Gibt es personelle Veränderungen im Ensemble?
Braus: Julia Meier wird festes Ensemblemitglied, Kevin Wilke etwas später auch. Als Gäste treten Luise Kinner, Silvia Munzón López und Hans Richter auf.
Haben Sie ein Lieblingsformat?
Braus: Ein Lieblingsformat habe ich in dem Sinne nicht. Aber wir erweitern unser Format „Schnappschuss“, in dem wir dreimal mit dem Sinfonieorchester zusammenarbeiten: im Skulpturenpark zum Thema Bauhaus sowie im Wuppertal Institut und einem noch nicht festgelegten weiteren Ort zu Friedrich Engels. Außerdem gibt es natürlich wieder zwei bis drei „normale“ Schnappschüsse.
Was tut sich bei der Regie?
Braus: Es werden dem Wuppertaler Publikum bekannte Regisseure inszenieren, wie Alexander Marusch, Jakob Fedler, Henner Kallmeyer und Martin Kindervater.

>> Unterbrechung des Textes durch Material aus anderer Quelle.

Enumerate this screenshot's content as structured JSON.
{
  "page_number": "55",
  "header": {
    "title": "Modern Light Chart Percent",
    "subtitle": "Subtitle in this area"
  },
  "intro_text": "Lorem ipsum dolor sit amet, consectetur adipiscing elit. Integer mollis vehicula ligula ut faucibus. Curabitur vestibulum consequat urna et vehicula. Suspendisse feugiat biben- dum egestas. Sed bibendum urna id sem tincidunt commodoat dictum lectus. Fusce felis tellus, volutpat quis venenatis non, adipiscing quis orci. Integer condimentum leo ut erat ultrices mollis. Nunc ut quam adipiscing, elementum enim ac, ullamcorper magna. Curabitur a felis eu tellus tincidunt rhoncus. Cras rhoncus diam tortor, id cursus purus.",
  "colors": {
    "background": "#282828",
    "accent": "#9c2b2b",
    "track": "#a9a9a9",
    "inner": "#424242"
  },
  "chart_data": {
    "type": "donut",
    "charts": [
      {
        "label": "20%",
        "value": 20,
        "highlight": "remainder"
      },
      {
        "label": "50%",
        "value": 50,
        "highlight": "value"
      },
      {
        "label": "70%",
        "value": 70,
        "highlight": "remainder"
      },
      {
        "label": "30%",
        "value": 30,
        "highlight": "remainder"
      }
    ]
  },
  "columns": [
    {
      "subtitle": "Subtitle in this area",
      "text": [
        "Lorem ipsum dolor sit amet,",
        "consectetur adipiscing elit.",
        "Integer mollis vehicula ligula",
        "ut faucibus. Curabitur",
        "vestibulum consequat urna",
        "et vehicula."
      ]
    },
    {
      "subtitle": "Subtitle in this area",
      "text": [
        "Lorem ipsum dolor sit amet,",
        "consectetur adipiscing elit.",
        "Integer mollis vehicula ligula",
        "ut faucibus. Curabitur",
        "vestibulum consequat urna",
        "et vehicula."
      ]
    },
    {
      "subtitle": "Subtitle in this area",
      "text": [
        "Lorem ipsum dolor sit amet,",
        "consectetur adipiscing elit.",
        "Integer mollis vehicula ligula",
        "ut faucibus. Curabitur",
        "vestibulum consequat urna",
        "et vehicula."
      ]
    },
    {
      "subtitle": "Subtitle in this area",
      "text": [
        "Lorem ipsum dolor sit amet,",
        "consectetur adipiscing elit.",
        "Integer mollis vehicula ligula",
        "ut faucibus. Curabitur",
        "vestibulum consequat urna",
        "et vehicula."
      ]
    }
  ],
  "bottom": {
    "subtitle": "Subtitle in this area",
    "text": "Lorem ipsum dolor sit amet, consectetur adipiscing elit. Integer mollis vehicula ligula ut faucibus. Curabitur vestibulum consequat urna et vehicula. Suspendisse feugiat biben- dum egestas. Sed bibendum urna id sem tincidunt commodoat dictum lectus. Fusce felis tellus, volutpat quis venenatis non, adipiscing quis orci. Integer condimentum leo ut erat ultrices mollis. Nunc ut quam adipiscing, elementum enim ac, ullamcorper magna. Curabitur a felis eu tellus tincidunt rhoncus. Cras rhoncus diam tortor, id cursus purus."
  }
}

Und wir konnten drei junge Regisseure beziehungsweise Regisseurinnen für uns gewinnen: Barbara Büchmann, die jetzt noch Regieassistentin ist, gibt ihr Debüt mit „Bilder deiner großen Liebe“. Nicolas Charaux, der schon an großen Häusern gearbeitet hat, inszeniert „Romeo und Julia“. Anna Elisabeth Frick, die für die spannende Kombination von Schauspiel und Performance steht, inszeniert „Benefiz – Jeder rettet einen Afrikaner“ (von Ingrid Lausund, Red.). Hinzu kommt Jenke Nordalm, eine erfahrene Regisseurin, die auf zeitgenössisches Theater spezialisiert ist. Sie übernimmt die Regie von „atlas“.
Sind noch Wünsche offen?
Braus: Vor allem ist mir wichtig, dass wir Schauspielerinnen und Schauspieler besser bezahlen. Die Frage ist, wie viel wir für Kunst ausgeben wollen, was sie uns wert ist.
Wie erleben Sie das Publikum?
Braus: Insgesamt fühle ich mich sehr angenommen, wir haben ein überaus positives Feedback. Ich bin allerdings auch sehr dankbar, wenn Publikum Kritik äußert. Die offene Auseinandersetzung mit Kunst ist mir wichtig. Wir müssen am Stadttheater auch neue Wege gehen, neue Regiehandschriften ausprobieren. Die konstruktive Diskussion mit dem Publikum ist das Beste, was Theater passieren kann.